Karte von Kanada, die Saskatchewan, Ontario und Quebec als Genehmigung für Aquamation zeigt
Karte von Kanada, die Saskatchewan, Ontario und Quebec als Genehmigung für Aquamation zeigt

Nur Saskatchewan, Ontario und Quebec genehmigen derzeit Aquamation. Karte nach Autor

Aber es gibt natürlich einen Kicker. Diese kohlenstoffarme, schadstoffarme und völlig vernünftige Methode, mit dem Unvermeidlichen umzugehen, wird nicht überall genehmigt. Wir dürfen die Leichen mit fossilen Brennstoffen verbrennen und CO2 und andere Schadstoffe in die Luft emittieren, aber in mehr als der Hälfte der USA und Kanadas ist Aquamation noch nicht zugelassen.
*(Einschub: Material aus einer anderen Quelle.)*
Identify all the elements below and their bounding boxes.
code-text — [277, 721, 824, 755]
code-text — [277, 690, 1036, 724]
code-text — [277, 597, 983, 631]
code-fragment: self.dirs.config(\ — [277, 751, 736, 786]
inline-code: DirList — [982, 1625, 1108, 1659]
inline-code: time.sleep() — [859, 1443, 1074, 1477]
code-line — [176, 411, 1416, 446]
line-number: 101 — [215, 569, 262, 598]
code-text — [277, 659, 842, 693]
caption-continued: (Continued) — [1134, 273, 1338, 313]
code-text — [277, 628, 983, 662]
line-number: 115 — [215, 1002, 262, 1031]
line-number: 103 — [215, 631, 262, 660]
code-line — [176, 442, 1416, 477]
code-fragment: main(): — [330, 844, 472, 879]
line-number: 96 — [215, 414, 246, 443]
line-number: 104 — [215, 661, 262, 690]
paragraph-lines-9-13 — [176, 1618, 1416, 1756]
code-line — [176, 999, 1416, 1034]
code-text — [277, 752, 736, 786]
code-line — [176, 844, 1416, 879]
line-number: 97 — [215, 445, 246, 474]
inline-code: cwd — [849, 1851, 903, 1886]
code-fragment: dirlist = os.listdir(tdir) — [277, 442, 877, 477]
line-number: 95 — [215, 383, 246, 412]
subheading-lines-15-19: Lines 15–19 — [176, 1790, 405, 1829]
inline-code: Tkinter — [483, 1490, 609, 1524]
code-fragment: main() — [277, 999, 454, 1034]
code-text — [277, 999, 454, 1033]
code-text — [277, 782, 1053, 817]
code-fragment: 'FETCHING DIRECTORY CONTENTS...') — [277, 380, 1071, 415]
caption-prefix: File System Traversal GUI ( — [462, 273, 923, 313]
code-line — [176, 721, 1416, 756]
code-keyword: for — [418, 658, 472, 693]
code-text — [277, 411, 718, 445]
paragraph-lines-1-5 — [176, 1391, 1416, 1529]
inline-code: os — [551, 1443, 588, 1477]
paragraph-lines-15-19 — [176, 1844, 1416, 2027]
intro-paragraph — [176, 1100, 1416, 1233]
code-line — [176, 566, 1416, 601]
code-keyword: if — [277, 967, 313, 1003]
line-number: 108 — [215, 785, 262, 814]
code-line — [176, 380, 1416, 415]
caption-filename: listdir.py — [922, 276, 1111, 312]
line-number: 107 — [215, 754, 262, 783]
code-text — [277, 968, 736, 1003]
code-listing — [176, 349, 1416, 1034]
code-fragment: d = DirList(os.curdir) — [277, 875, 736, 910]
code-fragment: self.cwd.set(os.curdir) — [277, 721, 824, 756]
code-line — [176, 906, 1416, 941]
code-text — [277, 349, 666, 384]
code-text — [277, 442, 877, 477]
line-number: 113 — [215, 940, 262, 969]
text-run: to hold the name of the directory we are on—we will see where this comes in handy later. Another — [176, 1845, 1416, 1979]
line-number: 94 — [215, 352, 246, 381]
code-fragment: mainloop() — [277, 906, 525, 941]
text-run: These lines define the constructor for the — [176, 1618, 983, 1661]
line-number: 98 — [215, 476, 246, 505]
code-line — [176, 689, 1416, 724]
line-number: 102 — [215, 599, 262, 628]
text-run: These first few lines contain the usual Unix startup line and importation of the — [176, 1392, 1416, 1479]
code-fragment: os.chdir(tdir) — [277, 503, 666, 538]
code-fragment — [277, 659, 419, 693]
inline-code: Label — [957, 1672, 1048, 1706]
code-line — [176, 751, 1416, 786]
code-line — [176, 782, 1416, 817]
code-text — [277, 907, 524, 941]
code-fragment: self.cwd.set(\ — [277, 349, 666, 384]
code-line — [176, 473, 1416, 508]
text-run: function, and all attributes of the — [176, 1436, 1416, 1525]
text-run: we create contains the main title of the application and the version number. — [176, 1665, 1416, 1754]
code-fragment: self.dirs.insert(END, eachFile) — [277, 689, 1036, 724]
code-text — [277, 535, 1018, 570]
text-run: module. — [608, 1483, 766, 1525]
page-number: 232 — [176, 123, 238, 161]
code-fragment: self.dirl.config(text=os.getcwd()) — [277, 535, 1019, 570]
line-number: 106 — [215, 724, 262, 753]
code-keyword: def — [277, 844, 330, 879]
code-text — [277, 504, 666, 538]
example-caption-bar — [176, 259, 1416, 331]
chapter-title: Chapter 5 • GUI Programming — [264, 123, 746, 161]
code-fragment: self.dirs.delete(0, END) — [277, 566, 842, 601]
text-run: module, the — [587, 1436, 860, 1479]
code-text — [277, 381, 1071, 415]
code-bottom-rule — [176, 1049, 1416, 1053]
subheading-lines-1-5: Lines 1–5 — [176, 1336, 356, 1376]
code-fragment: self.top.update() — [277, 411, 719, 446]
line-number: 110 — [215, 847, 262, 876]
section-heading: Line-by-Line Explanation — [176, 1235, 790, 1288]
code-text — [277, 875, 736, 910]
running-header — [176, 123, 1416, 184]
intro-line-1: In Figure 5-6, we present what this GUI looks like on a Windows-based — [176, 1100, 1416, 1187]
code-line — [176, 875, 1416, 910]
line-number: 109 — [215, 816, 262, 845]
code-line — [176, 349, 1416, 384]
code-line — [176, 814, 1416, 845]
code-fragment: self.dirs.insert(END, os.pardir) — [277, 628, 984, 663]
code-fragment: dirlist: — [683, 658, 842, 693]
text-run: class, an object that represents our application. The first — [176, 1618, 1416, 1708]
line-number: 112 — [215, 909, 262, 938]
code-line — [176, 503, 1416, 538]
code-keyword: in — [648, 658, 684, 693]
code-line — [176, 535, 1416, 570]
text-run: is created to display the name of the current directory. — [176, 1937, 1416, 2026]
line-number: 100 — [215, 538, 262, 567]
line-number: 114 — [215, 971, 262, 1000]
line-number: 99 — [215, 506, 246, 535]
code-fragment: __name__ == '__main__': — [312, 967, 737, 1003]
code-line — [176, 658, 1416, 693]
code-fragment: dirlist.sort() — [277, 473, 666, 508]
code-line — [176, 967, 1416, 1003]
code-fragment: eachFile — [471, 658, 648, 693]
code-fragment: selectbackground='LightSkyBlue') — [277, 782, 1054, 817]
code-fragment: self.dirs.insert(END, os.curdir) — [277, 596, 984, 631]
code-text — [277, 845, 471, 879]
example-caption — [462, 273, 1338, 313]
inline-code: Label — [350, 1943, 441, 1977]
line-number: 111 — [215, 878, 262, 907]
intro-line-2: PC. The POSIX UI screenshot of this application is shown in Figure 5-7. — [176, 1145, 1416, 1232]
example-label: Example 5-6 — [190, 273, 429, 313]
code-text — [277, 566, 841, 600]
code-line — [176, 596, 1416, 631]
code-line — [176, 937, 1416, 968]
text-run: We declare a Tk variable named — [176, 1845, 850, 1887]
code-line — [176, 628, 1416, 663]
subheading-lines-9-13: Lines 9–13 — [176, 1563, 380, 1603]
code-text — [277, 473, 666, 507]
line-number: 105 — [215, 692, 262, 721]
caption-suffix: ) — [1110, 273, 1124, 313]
Die drei Provinzen in Kanada, die es genehmigen, haben etwa 24 Millionen der kanadischen Bevölkerung.

In den USA genehmigen laut Wikipedia 19 Staaten die Verwendung, darunter Oregon, Missouri, Minnesota, Maryland, Maine, Kansas, Illinois, Florida, Colorado, Georgia, Wyoming, Idaho, Nevada, Kalifornien und Utah. Die bevölkerungsreichen Bundesstaaten New York, Texas und Pennsylvania haben es nicht genehmigt, daher ist die Verfügbarkeit auch in den USA lückenhaft.

Die Einäscherung hat in den letzten 2-3 Jahrzehnten rapide zugenommen, aber mit diesem Anstieg ist eine ziemlich hohe CO2-Schuld einhergegangen, die beseitigt werden muss, wenn wir in eine Netto-Null-Welt übergehen. Zum Glück gibt es, wie bei fast jedem Bereich, den ich erkunde, bereits Lösungen, die darauf warten, implementiert zu werden.